33Cette dimension explique également les relations électives et affectives qui se jouent entre un professeur de musique et son élève. Julie évoque peu ses relations avec les autres étudiantes suivies par le professeur, qui apparaissent sans doute moins comme des camarades que comme des concurrentes dans un système où celles qui pourront faire de la musique leur métier sont rares. La reconnaissance du professeur ne certifie donc pas seulement de l’excellence des élèves, elles les singularisent et contribuent à les isoler. Julie note la « fierté » d’avoir une relation privilégiée avec son professeur : « J’avais l’impression enfin d’être quelqu’un de bien, d’avoir de l’importance pour quelqu’un », en particulier pour « un violoniste aussi important ».
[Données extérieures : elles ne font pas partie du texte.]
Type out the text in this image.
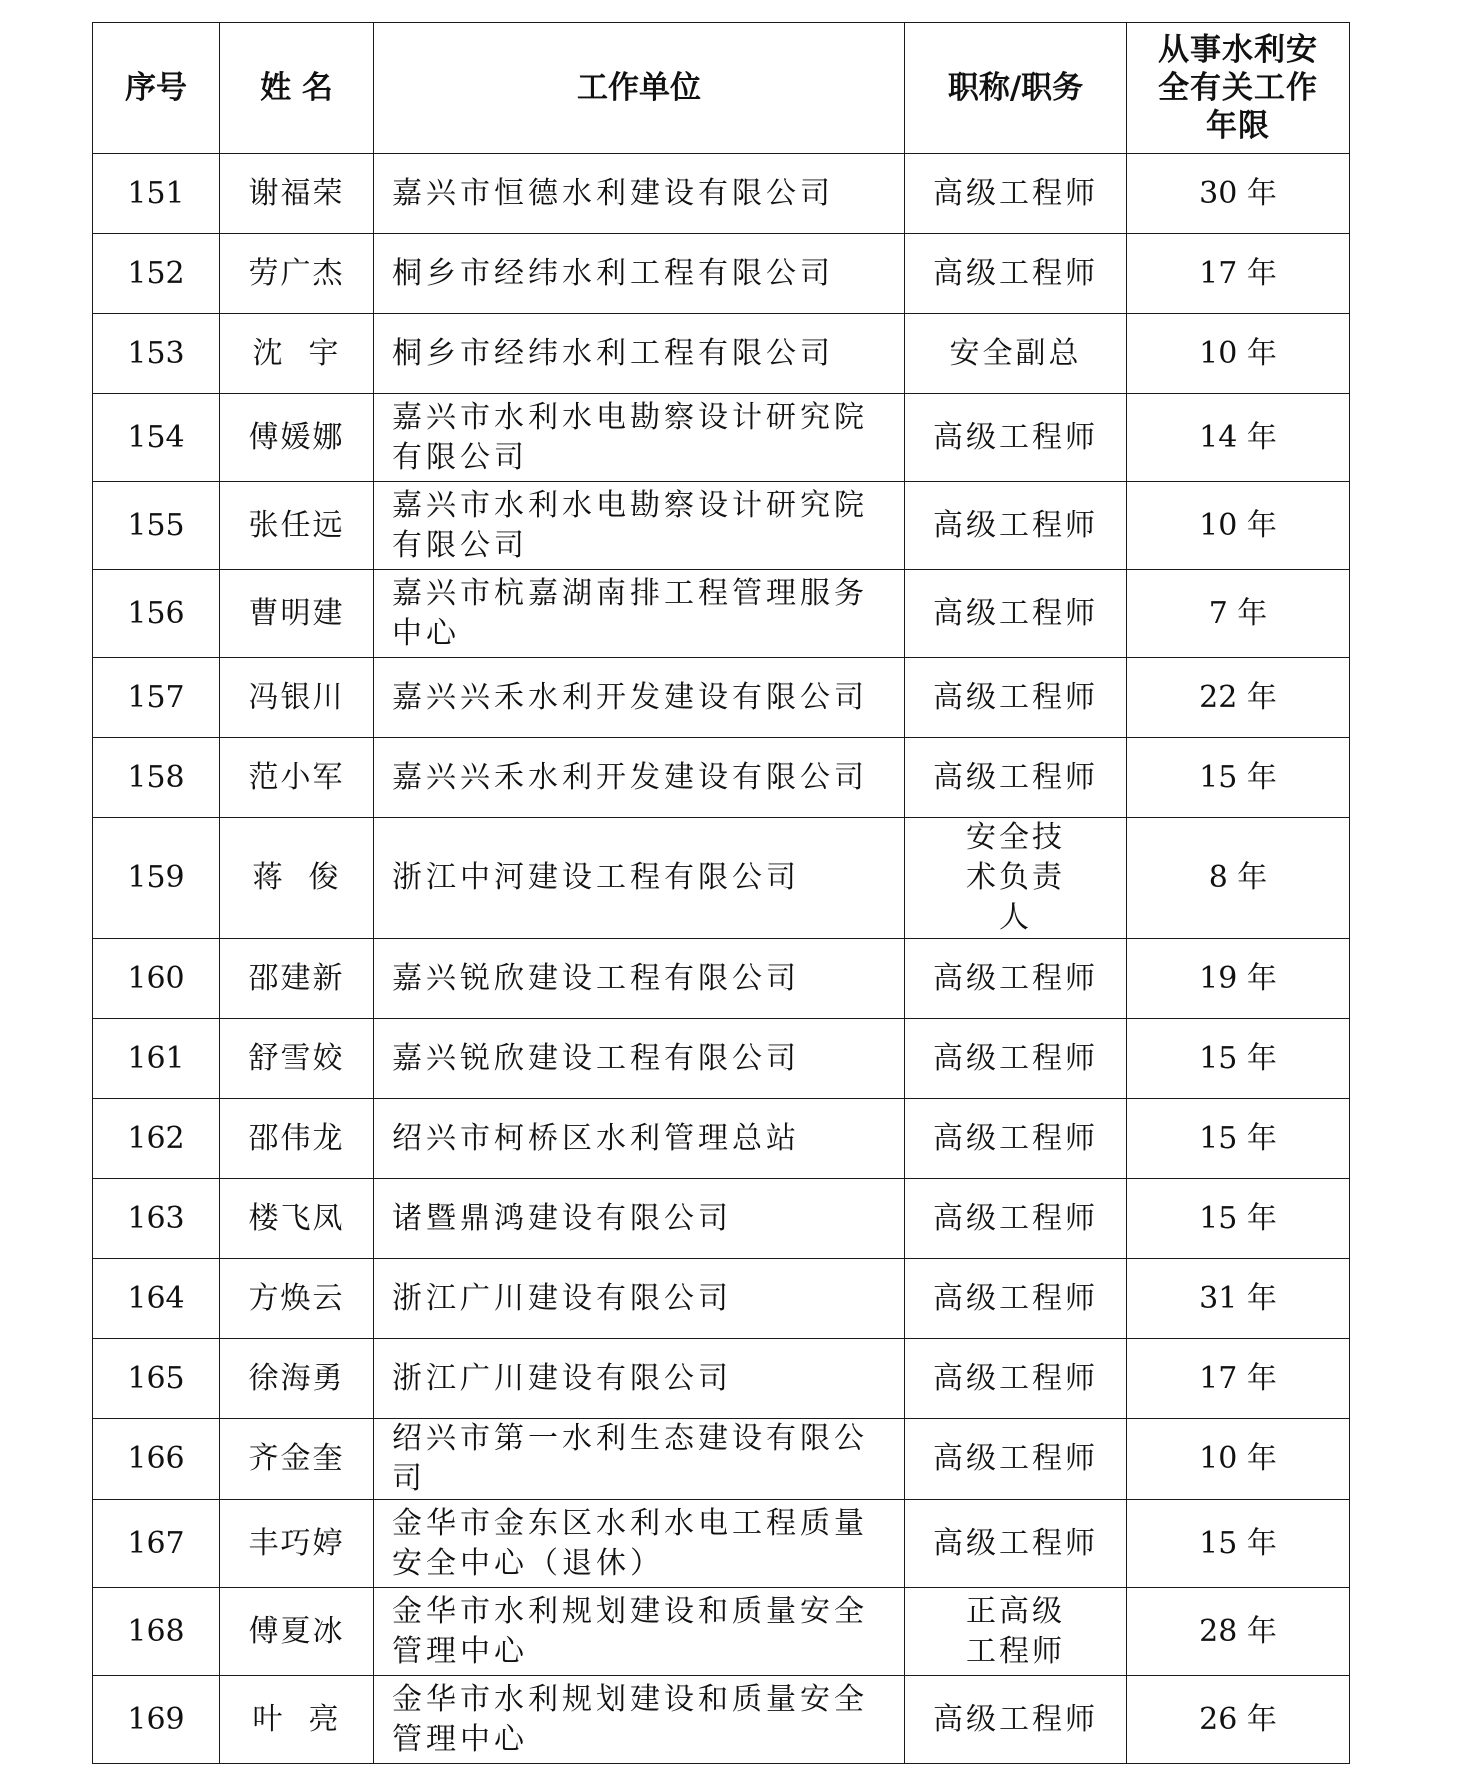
序号	姓 名	工作单位	职称/职务	从事水利安全有关工作年限
151	谢福荣	嘉兴市恒德水利建设有限公司	高级工程师	30 年
152	劳广杰	桐乡市经纬水利工程有限公司	高级工程师	17 年
153	沈 宇	桐乡市经纬水利工程有限公司	安全副总	10 年
154	傅媛娜	嘉兴市水利水电勘察设计研究院有限公司	高级工程师	14 年
155	张任远	嘉兴市水利水电勘察设计研究院有限公司	高级工程师	10 年
156	曹明建	嘉兴市杭嘉湖南排工程管理服务中心	高级工程师	7 年
157	冯银川	嘉兴兴禾水利开发建设有限公司	高级工程师	22 年
158	范小军	嘉兴兴禾水利开发建设有限公司	高级工程师	15 年
159	蒋 俊	浙江中河建设工程有限公司	安全技术负责人	8 年
160	邵建新	嘉兴锐欣建设工程有限公司	高级工程师	19 年
161	舒雪姣	嘉兴锐欣建设工程有限公司	高级工程师	15 年
162	邵伟龙	绍兴市柯桥区水利管理总站	高级工程师	15 年
163	楼飞凤	诸暨鼎鸿建设有限公司	高级工程师	15 年
164	方焕云	浙江广川建设有限公司	高级工程师	31 年
165	徐海勇	浙江广川建设有限公司	高级工程师	17 年
166	齐金奎	绍兴市第一水利生态建设有限公司	高级工程师	10 年
167	丰巧婷	金华市金东区水利水电工程质量安全中心（退休）	高级工程师	15 年
168	傅夏冰	金华市水利规划建设和质量安全管理中心	正高级工程师	28 年
169	叶 亮	金华市水利规划建设和质量安全管理中心	高级工程师	26 年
34La sexualisation progressive de la relation opérée par le professeur peut ainsi être conçue, en particulier au début, comme le prolongement de l’apprentissage musical. Elle est également rendue possible par l’absence d’expérience et de représentations sexuelles de Julie. Les conditions féminines d’entrée dans la sexualité sont ici déterminantes : comme pour les autres filles de son âge, l’espace des possibles sexuels de Julie est plus restreint que celui des garçons [Bozon, 2008]. Il l’est sans doute plus encore que pour d’autres femmes de son âge, la sexualité n’étant jamais abordée dans sa famille ou à l’école. Le professeur peut alors investir un rôle d’initiateur. Lorsqu’à la fin du second cours, il vient s’asseoir à côté de Julie, fait basculer sa tête sur son épaule et met la main sous son pull, elle n’a « pas compris » : « C’est très bête, mais en fait je ne savais pas. » Lorsqu’il lui parle de masturbation, elle consulte un dictionnaire pour savoir de quoi il s’agit.
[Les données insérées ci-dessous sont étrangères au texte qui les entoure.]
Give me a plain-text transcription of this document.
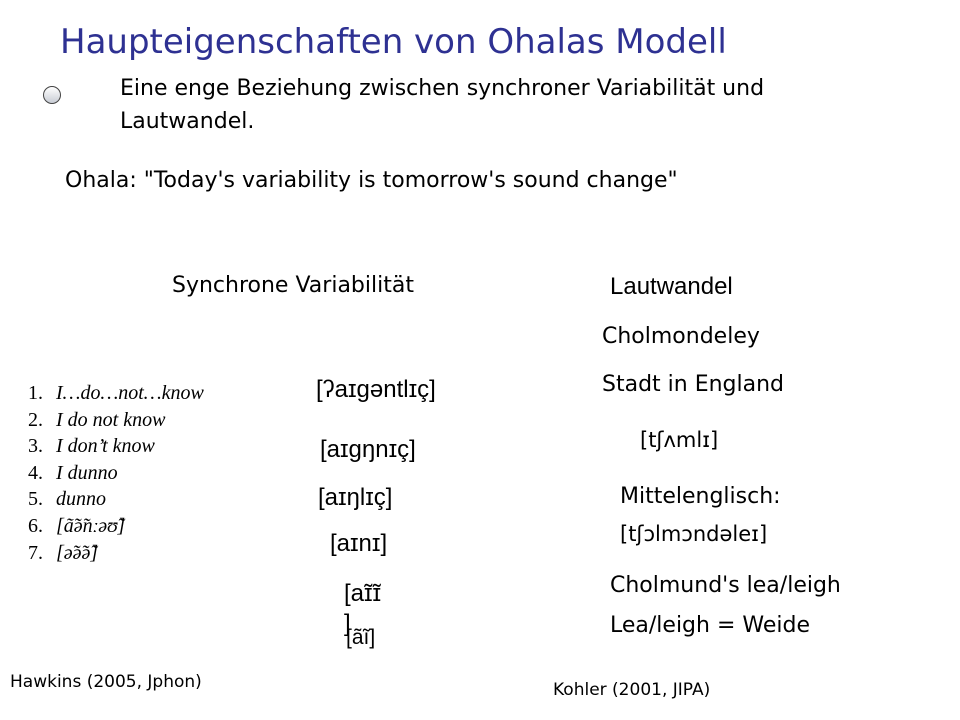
Haupteigenschaften von Ohalas Modell
Eine enge Beziehung zwischen synchroner Variabilität und Lautwandel.
Ohala: "Today's variability is tomorrow's sound change"
Synchrone Variabilität	Lautwandel
1. I…do…not…know
2. I do not know
3. I don’t know
4. I dunno
5. dunno
6. [ã̃ə̃nːəʊ̃]
7. [ə̃ə̃ə̃]
[ʔaɪɡəntlɪç]
[aɪɡŋnɪç]
[aɪŋlɪç]
[aɪnɪ]
[aɪ̃ɪ̃
]
[ãĩ]
Cholmondeley
Stadt in England
[tʃʌmlɪ]
Mittelenglisch:
[tʃɔlmɔndəleɪ]
Cholmund's lea/leigh
Lea/leigh = Weide
Hawkins (2005, Jphon)	Kohler (2001, JIPA)
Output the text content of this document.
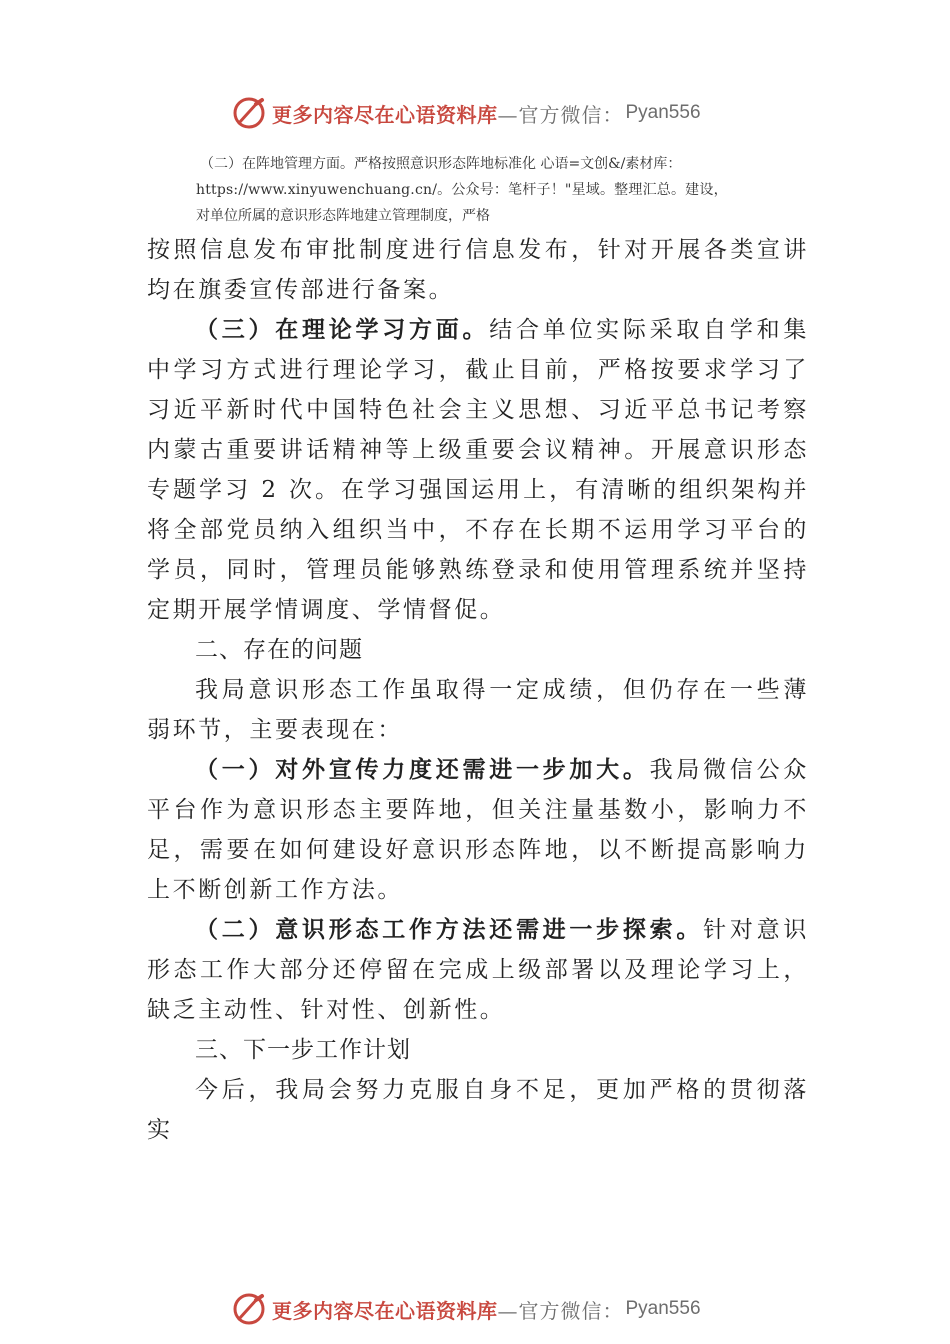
更多内容尽在心语资料库 —官方微信： Pyan556
（二）在阵地管理方面。严格按照意识形态阵地标准化 心语=文创&/素材库：
https://www.xinyuwenchuang.cn/。公众号：笔杆子！"星域。整理汇总。建设，
对单位所属的意识形态阵地建立管理制度，严格

按照信息发布审批制度进行信息发布，针对开展各类宣讲均在旗委宣传部进行备案。

（三）在理论学习方面。结合单位实际采取自学和集中学习方式进行理论学习，截止目前，严格按要求学习了习近平新时代中国特色社会主义思想、习近平总书记考察内蒙古重要讲话精神等上级重要会议精神。开展意识形态专题学习 2 次。在学习强国运用上，有清晰的组织架构并将全部党员纳入组织当中，不存在长期不运用学习平台的学员，同时，管理员能够熟练登录和使用管理系统并坚持定期开展学情调度、学情督促。

二、存在的问题

我局意识形态工作虽取得一定成绩，但仍存在一些薄弱环节，主要表现在：

（一）对外宣传力度还需进一步加大。我局微信公众平台作为意识形态主要阵地，但关注量基数小，影响力不足，需要在如何建设好意识形态阵地，以不断提高影响力上不断创新工作方法。

（二）意识形态工作方法还需进一步探索。针对意识形态工作大部分还停留在完成上级部署以及理论学习上，缺乏主动性、针对性、创新性。

三、下一步工作计划

今后，我局会努力克服自身不足，更加严格的贯彻落实

更多内容尽在心语资料库 —官方微信： Pyan556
35Son entrée dans la sexualité est également gouvernée par la figure de la pute [Clair, 2012] qui rend l’accès à la sexualité non seulement difficile mais illégitime : l’ignorance peut être ininterrogée, voire valorisée. De manière récurrente, Julie rapporte le doute qu’elle avait à l’égard de ses propres réactions. Dans une situation que son professeur lui présente comme « ce qu’il faut faire », c’est le sentiment d’étrangeté qui est étrange : « Moi je pensais que c’était normal, enfin normal dans le sens où ma réaction à l’époque, quand je disais : “c’est bizarre”, moi je pensais que c’était normal parce que je connaissais pas. »
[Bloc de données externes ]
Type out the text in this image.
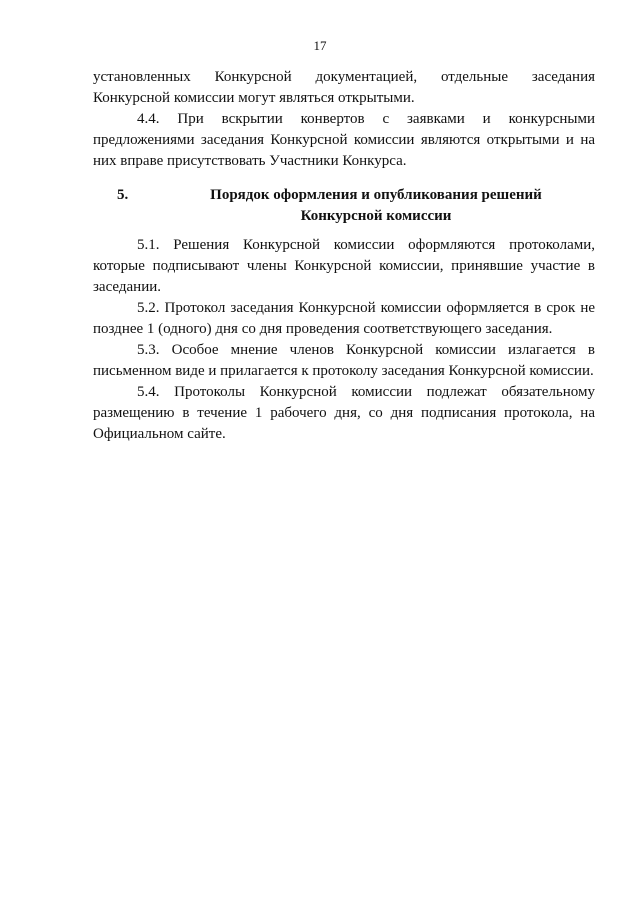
17

установленных Конкурсной документацией, отдельные заседания Конкурсной комиссии могут являться открытыми.

4.4. При вскрытии конвертов с заявками и конкурсными предложениями заседания Конкурсной комиссии являются открытыми и на них вправе присутствовать Участники Конкурса.

5.	Порядок оформления и опубликования решений Конкурсной комиссии

5.1. Решения Конкурсной комиссии оформляются протоколами, которые подписывают члены Конкурсной комиссии, принявшие участие в заседании.

5.2. Протокол заседания Конкурсной комиссии оформляется в срок не позднее 1 (одного) дня со дня проведения соответствующего заседания.

5.3. Особое мнение членов Конкурсной комиссии излагается в письменном виде и прилагается к протоколу заседания Конкурсной комиссии.

5.4. Протоколы Конкурсной комиссии подлежат обязательному размещению в течение 1 рабочего дня, со дня подписания протокола, на Официальном сайте.
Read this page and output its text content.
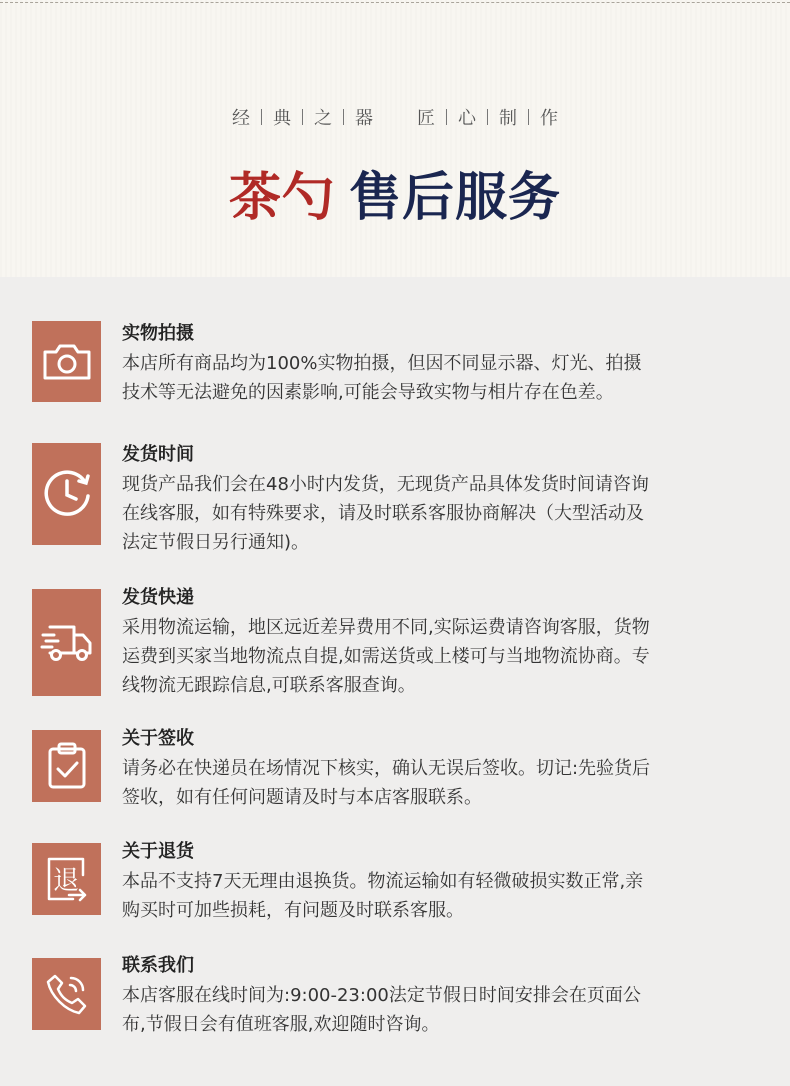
经	典	之	器	匠	心	制	作
茶勺 售后服务
实物拍摄
本店所有商品均为100%实物拍摄，但因不同显示器、灯光、拍摄
技术等无法避免的因素影响,可能会导致实物与相片存在色差。
发货时间
现货产品我们会在48小时内发货，无现货产品具体发货时间请咨询
在线客服，如有特殊要求，请及时联系客服协商解决（大型活动及
法定节假日另行通知)。
发货快递
采用物流运输，地区远近差异费用不同,实际运费请咨询客服，货物
运费到买家当地物流点自提,如需送货或上楼可与当地物流协商。专
线物流无跟踪信息,可联系客服查询。
关于签收
请务必在快递员在场情况下核实，确认无误后签收。切记:先验货后
签收，如有任何问题请及时与本店客服联系。
退
关于退货
本品不支持7天无理由退换货。物流运输如有轻微破损实数正常,亲
购买时可加些损耗，有问题及时联系客服。
联系我们
本店客服在线时间为:9:00-23:00法定节假日时间安排会在页面公
布,节假日会有值班客服,欢迎随时咨询。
36Enfin la sexualisation s’insère dans un ensemble de pratiques gouvernées par des logiques de don de soi et de contre-don qui peuvent de ce fait être vécues comme des pratiques amoureuses [Bozon, 2016]. Dès le début de leur relation, le professeur suscite les confidences de Julie, notamment à propos de ses difficultés familiales ; il se confie également lui-même concernant sa relation conjugale et sexuelle avec sa femme. Les baisers et les caresses impliquent une exigence de réciprocité : ce que Julie nomme les « câlins » lui donnent « un sentiment très positif », mais « il y avait toujours une contrepartie à lui donner », ce qui suscite des demandes sexuelles de plus en plus exorbitantes. Celles-ci sont conçues par Julie comme un « boulot » qui lui permet d’être « tranquille », c’est-à-dire provisoirement libérée d’autres demandes et confirmée dans la teneur de leur relation.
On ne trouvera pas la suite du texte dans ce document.